Microeconomics basically deals in individual concepts such as consumer’s demand, producer’s supply, factors of production, etc. One of the major phenomena that is targeted by microeconomists, is the behavior of consumers, which in economic terms is also known as ‘demand’. Factors such as income of consumers, spending psychology, and alternative resources to satisfy needs are also targeted.
The principle of diminishing marginal utility, is based upon three important psychological and economic concepts: consumption, utility, and satisfaction. These are based upon the platform of ‘marginalist theory’ and ‘paradox of value theory’, and were developed and explained by classical economist Adam Smith (who authored the famous book Wealth of Nations). Many classical and neoclassical economists, refined and propagated this ‘paradox’, which has evolved to what we today know as the Law of Diminishing Marginal Utility. Credit for development of the three basic laws of economics, namely, Law of Demand, Law of Supply, and Law of Diminishing Marginal Utility (which are the platforms of almost all economic concepts that we use today) goes to the neoclassical economists- David Ricardo, Friedrich Von Wieser, and Alfred Marshall. These consumption theories, that have been formed to solve the problem of scarcity, have evolved from the times of Aristotle to the modern era.
What is Utility?
It is human nature to demand things to satisfy needs. The satisfaction that a person gets after consuming or using a specific commodity, is often termed as utility. The drawback of the usage of this term, is that it is not measurable with the help of any numerical unit. In cases where a commodity is to be used, such as a cell phone, it is measured in accordance with usefulness. In cases where consumption is present, it is observed in conformity with satisfaction after consumption. Thus, utility is quite a time bound, relative, and an abstract concept that depends upon the satisfaction and usefulness, that is felt after the consumption of successive commodities.

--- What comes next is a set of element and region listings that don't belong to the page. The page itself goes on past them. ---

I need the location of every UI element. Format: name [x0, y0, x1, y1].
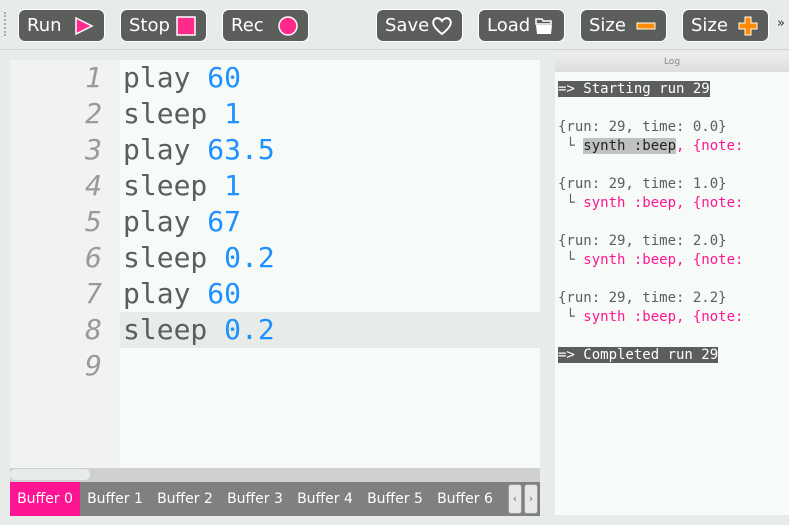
log-end-line: => Completed run 29 — [558, 346, 719, 365]
code-line[interactable]: sleep 1 — [123, 168, 241, 204]
log-synth: synth :beep — [583, 195, 677, 211]
code-number: 67 — [207, 205, 242, 238]
log-entry-header: {run: 29, time: 1.0} — [558, 176, 727, 192]
code-keyword: sleep — [123, 97, 225, 130]
play-icon — [72, 14, 96, 38]
log-entry-header: {run: 29, time: 0.0} — [558, 119, 727, 135]
toolbar-grip[interactable] — [4, 12, 6, 36]
log-start-line: => Starting run 29 — [558, 80, 710, 99]
code-keyword: sleep — [123, 169, 225, 202]
tab-buffer-3[interactable]: Buffer 3 — [220, 482, 290, 516]
code-keyword: play — [123, 61, 208, 94]
code-keyword: play — [123, 205, 208, 238]
record-button[interactable]: Rec — [222, 9, 309, 42]
log-args: , {note: — [676, 195, 744, 211]
log-synth: synth :beep — [583, 309, 677, 325]
tab-buffer-1[interactable]: Buffer 1 — [80, 482, 150, 516]
stop-button[interactable]: Stop — [120, 9, 207, 42]
tab-buffer-5[interactable]: Buffer 5 — [360, 482, 430, 516]
tab-buffer-4[interactable]: Buffer 4 — [290, 482, 360, 516]
log-branch: └ — [558, 309, 584, 325]
code-line[interactable]: sleep 1 — [123, 96, 241, 132]
more-tools-button[interactable]: » — [777, 16, 785, 31]
line-number: 2 — [85, 97, 102, 130]
stop-icon — [174, 14, 198, 38]
code-number: 0.2 — [224, 241, 275, 274]
line-number: 5 — [85, 205, 102, 238]
buffer-tabs: Buffer 0 Buffer 1 Buffer 2 Buffer 3 Buffer 4… — [10, 482, 540, 516]
code-number: 1 — [224, 169, 242, 202]
log-branch: └ — [558, 138, 584, 154]
code-keyword: sleep — [123, 241, 225, 274]
log-branch: └ — [558, 195, 584, 211]
code-keyword: sleep — [123, 313, 225, 346]
plus-icon — [736, 14, 760, 38]
log-entry-detail: └ synth :beep, {note: — [558, 251, 743, 270]
toolbar: Run Stop Rec Save Load Size Size » — [0, 0, 789, 50]
tab-buffer-0[interactable]: Buffer 0 — [10, 482, 80, 516]
line-number: 4 — [85, 169, 102, 202]
folder-icon — [532, 14, 556, 38]
line-number: 1 — [85, 61, 102, 94]
code-keyword: play — [123, 133, 208, 166]
tab-buffer-6[interactable]: Buffer 6 — [430, 482, 500, 516]
log-entry-detail: └ synth :beep, {note: — [558, 137, 743, 156]
heart-icon — [430, 14, 454, 38]
line-number: 9 — [85, 349, 102, 382]
log-panel: Log => Starting run 29 {run: 29, time: 0.… — [555, 52, 789, 525]
code-line[interactable]: play 63.5 — [123, 132, 275, 168]
line-number: 6 — [85, 241, 102, 274]
log-args: , {note: — [676, 309, 744, 325]
size-decrease-button[interactable]: Size — [580, 9, 667, 42]
code-line[interactable]: play 60 — [123, 276, 241, 312]
line-number: 7 — [85, 277, 102, 310]
log-entry-detail: └ synth :beep, {note: — [558, 194, 743, 213]
code-line[interactable]: play 60 — [123, 60, 241, 96]
log-entry-header: {run: 29, time: 2.0} — [558, 233, 727, 249]
code-number: 63.5 — [207, 133, 275, 166]
code-line[interactable]: sleep 0.2 — [123, 240, 275, 276]
load-button[interactable]: Load — [478, 9, 565, 42]
code-number: 60 — [207, 61, 242, 94]
log-synth: synth :beep — [583, 252, 677, 268]
tab-next-button[interactable]: › — [524, 484, 538, 514]
save-button[interactable]: Save — [376, 9, 463, 42]
code-number: 0.2 — [224, 313, 275, 346]
code-line[interactable]: play 67 — [123, 204, 241, 240]
log-entry-header: {run: 29, time: 2.2} — [558, 290, 727, 306]
scrollbar-thumb[interactable] — [10, 469, 90, 480]
code-keyword: play — [123, 277, 208, 310]
tab-buffer-2[interactable]: Buffer 2 — [150, 482, 220, 516]
minus-icon — [634, 14, 658, 38]
log-synth: synth :beep — [583, 138, 677, 154]
run-button[interactable]: Run — [18, 9, 105, 42]
record-icon — [276, 14, 300, 38]
log-args: , {note: — [676, 252, 744, 268]
code-editor[interactable]: 123456789 play 60 sleep 1 play 63.5 sleep 1… — [10, 60, 540, 468]
log-branch: └ — [558, 252, 584, 268]
log-highlight: => Starting run 29 — [558, 81, 710, 97]
log-horizontal-scrollbar[interactable] — [555, 515, 789, 525]
code-line[interactable]: sleep 0.2 — [123, 312, 275, 348]
code-number: 1 — [224, 97, 242, 130]
log-entry-detail: └ synth :beep, {note: — [558, 308, 743, 327]
log-args: , {note: — [676, 138, 744, 154]
size-increase-button[interactable]: Size — [682, 9, 769, 42]
log-highlight: => Completed run 29 — [558, 347, 719, 363]
tab-prev-button[interactable]: ‹ — [508, 484, 522, 514]
line-number: 3 — [85, 133, 102, 166]
log-title: Log — [555, 52, 789, 72]
line-number: 8 — [85, 313, 102, 346]
editor-horizontal-scrollbar[interactable] — [10, 468, 540, 482]
code-number: 60 — [207, 277, 242, 310]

What is Diminishing Marginal Utility?
Adam Smith and Alfred Marshall were one of the first people, who pointed out to the psychology of diminishing utility. According to this concept, utility can be segregated into two different dimensions, namely total and marginal utility.
- Total Utility: It basically denotes the amount of utility that is derived by the consumer from all the stages of consumption, and it goes on increasing after successive consumption of units.
- Marginal Utility: It is more relative, as it indicates the utility that is derived upon the time-bound successive consumption of congruent units.
The accompanying graph is a small illustration, of the phenomenon of diminishing utility.
The Law Explained
The law states that “…under normal conditions, the marginal utility that is derived from the successive consumption of units goes on decreasing after a point of satiety, while the total utility goes on increasing at a diminishing rate, after the point of satiety is achieved…”. The diminishing marginal utility of income, is one of the most apt examples of utility that decreases for non-consumption (income is earned, and not consumed).
It can be concluded, that this law is applicable to all consumer goods and services. However, as a way of life, it is always better to adopt the utilitarianism mode of the consequentialism school of thought (propagated by Jeremy Bentham and John Stuart Mill), as it targets balancing wants and resources that are available to fulfill them.